Exploring runs of experiments

The qanat experiment status command

This commands allows to have a list of the runs that have been done for an experiment. For example:

../_images/experiment_status.png

A flag --live can be appended to the command to see a refreshing status of the runs. This is useful when you are running a lot of experiments and want to see the status of the runs.

The run_explore command

Warning

This functionality only work on linux and maxcosx machines since it use sime-term-menu that is not available on windows. One workaround is to use WSL2 on windows.

After an experiment has ben executed, possibly many times with different parameters or by improving the code, it is time to explore the results. This is done with the run_explore command. This will lanch a prompt:

qanat experiment run_explore <experiment_name>

Experiment <experiment_name> has XX runs.
How do you want to explore the runs?

> Search
  Menu

where <experiment_name> is the name of the experiment you want to explore and XX should be the number of runs of this experiments. You can then choose to search for a specific run or to explore the runs with a menu by either selecting or searching.

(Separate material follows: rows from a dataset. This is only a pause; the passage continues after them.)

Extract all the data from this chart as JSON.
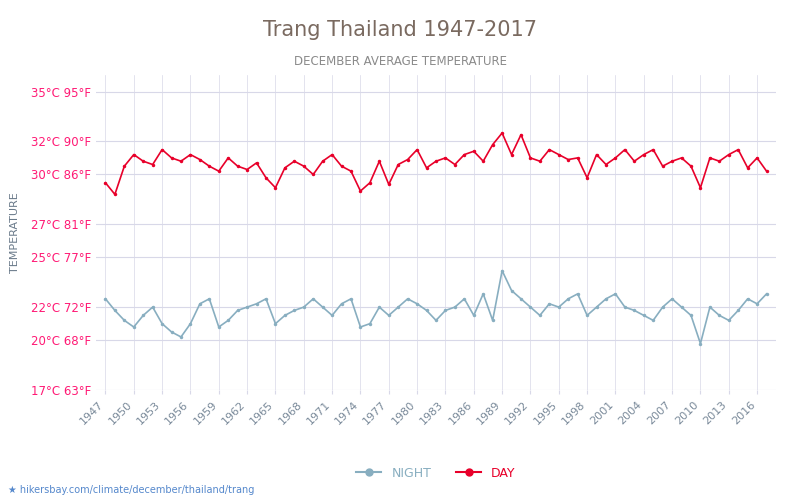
{
  "title": "Trang Thailand 1947-2017",
  "subtitle": "DECEMBER AVERAGE TEMPERATURE",
  "ylabel": "TEMPERATURE",
  "xlabel_url": "hikersbay.com/climate/december/thailand/trang",
  "yticks_c": [
    35,
    32,
    30,
    27,
    25,
    22,
    20,
    17
  ],
  "yticks_f": [
    95,
    90,
    86,
    81,
    77,
    72,
    68,
    63
  ],
  "years": [
    1947,
    1948,
    1949,
    1950,
    1951,
    1952,
    1953,
    1954,
    1955,
    1956,
    1957,
    1958,
    1959,
    1960,
    1961,
    1962,
    1963,
    1964,
    1965,
    1966,
    1967,
    1968,
    1969,
    1970,
    1971,
    1972,
    1973,
    1974,
    1975,
    1976,
    1977,
    1978,
    1979,
    1980,
    1981,
    1982,
    1983,
    1984,
    1985,
    1986,
    1987,
    1988,
    1989,
    1990,
    1991,
    1992,
    1993,
    1994,
    1995,
    1996,
    1997,
    1998,
    1999,
    2000,
    2001,
    2002,
    2003,
    2004,
    2005,
    2006,
    2007,
    2008,
    2009,
    2010,
    2011,
    2012,
    2013,
    2014,
    2015,
    2016,
    2017
  ],
  "day_temps": [
    29.5,
    28.8,
    30.5,
    31.2,
    30.8,
    30.6,
    31.5,
    31.0,
    30.8,
    31.2,
    30.9,
    30.5,
    30.2,
    31.0,
    30.5,
    30.3,
    30.7,
    29.8,
    29.2,
    30.4,
    30.8,
    30.5,
    30.0,
    30.8,
    31.2,
    30.5,
    30.2,
    29.0,
    29.5,
    30.8,
    29.4,
    30.6,
    30.9,
    31.5,
    30.4,
    30.8,
    31.0,
    30.6,
    31.2,
    31.4,
    30.8,
    31.8,
    32.5,
    31.2,
    32.4,
    31.0,
    30.8,
    31.5,
    31.2,
    30.9,
    31.0,
    29.8,
    31.2,
    30.6,
    31.0,
    31.5,
    30.8,
    31.2,
    31.5,
    30.5,
    30.8,
    31.0,
    30.5,
    29.2,
    31.0,
    30.8,
    31.2,
    31.5,
    30.4,
    31.0,
    30.2
  ],
  "night_temps": [
    22.5,
    21.8,
    21.2,
    20.8,
    21.5,
    22.0,
    21.0,
    20.5,
    20.2,
    21.0,
    22.2,
    22.5,
    20.8,
    21.2,
    21.8,
    22.0,
    22.2,
    22.5,
    21.0,
    21.5,
    21.8,
    22.0,
    22.5,
    22.0,
    21.5,
    22.2,
    22.5,
    20.8,
    21.0,
    22.0,
    21.5,
    22.0,
    22.5,
    22.2,
    21.8,
    21.2,
    21.8,
    22.0,
    22.5,
    21.5,
    22.8,
    21.2,
    24.2,
    23.0,
    22.5,
    22.0,
    21.5,
    22.2,
    22.0,
    22.5,
    22.8,
    21.5,
    22.0,
    22.5,
    22.8,
    22.0,
    21.8,
    21.5,
    21.2,
    22.0,
    22.5,
    22.0,
    21.5,
    19.8,
    22.0,
    21.5,
    21.2,
    21.8,
    22.5,
    22.2,
    22.8
  ],
  "day_color": "#e8002a",
  "night_color": "#88aec0",
  "title_color": "#7a6a60",
  "subtitle_color": "#8a8a8a",
  "tick_label_color": "#ff1a75",
  "ylabel_color": "#6a7a8a",
  "xtick_color": "#7a8a9a",
  "grid_color": "#d8d8e8",
  "url_color": "#5588cc",
  "bg_color": "#ffffff"
}
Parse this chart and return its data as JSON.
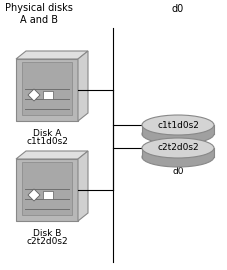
{
  "title_left": "Physical disks\nA and B",
  "title_right": "d0",
  "disk_a_label1": "Disk A",
  "disk_a_label2": "c1t1d0s2",
  "disk_b_label1": "Disk B",
  "disk_b_label2": "c2t2d0s2",
  "slice_top_label": "c1t1d0s2",
  "slice_bot_label": "c2t2d0s2",
  "slice_group_label": "d0",
  "bg_color": "#ffffff",
  "disk_front_color": "#b8b8b8",
  "disk_front_panel": "#a8a8a8",
  "disk_top_color": "#e0e0e0",
  "disk_right_color": "#d0d0d0",
  "disk_edge": "#888888",
  "slice_top_color": "#d4d4d4",
  "slice_side_color": "#a0a0a0",
  "slice_edge": "#888888",
  "line_color": "#000000",
  "divider_color": "#000000",
  "font_size_title": 7.0,
  "font_size_label": 6.5,
  "font_size_slice": 6.5
}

Alternatively you can run the command:

qanat experiment run_explore <experiment_name> <run_id>

to directly jump to a run that you want to see.

Exploring runs from the menu

Two options:

  • using the search function:

Experiment develop_autoencoder has 20 runs.
 Search runs prompt
 > [a] Tag
   [b] Description
   [c] Status
   [d] Runner
   [e] Commit
   [f] Parameters
   [g] Menu with remaining runs
   [h] Reset filters
   [q] Exit

that allows to search over the run information.

  • using the menu function:

    ../_images/run_explore_menu1.png

which allows to select a run and see the information about it.

Exploring a specific run

Once that you have selected a run_id for your experiment (either by the menu or by specifying in the command), you have access to the following menu:

../_images/specific_run_menu.png

where you have access to the following options:

  • Show output(s): show the standard ouput(s) of the run with the less command (see mean page). If several groups had been executed, you can iterate over all those outputs thanks to the :n command in the less.

  • Show error(s): show the standard error(s) of the runs with less same as outputs.

  • Show parameters: show the parameters of the run.

  • Show comment: show the comment of the run. This is markdown file that is used to keep some information about the run (analysis, contecxt, etc). If it doesn’t exist, you will be asked if you want to create it.

  • Explore run directory: Will show a tree of the run directory. This is useful to see what has been saved during the run.

  • Show HTCondor log(s): show the HTCondor log(s) of the run. This is useful when the run has been executed on a cluster with HTCondor. The option is only availabl when the runner is htcondor. For Slurm, there is unfortunately no way to see the logs.

  • Delete run: delete the run from the database and from the disk. This is useful when you want to remove a run that you don’t want to keep anymore. This allows delete all the files so be careful.

  • Action: <action_name>: If some actions have been defined for the experiment, you can run the action from the menu. In the example, an action allowing to launch tensorboard for all the groups had been set up. You can also run the action from the command line with the qanat experiment action <experiment_name> <action_name> <run_id> command.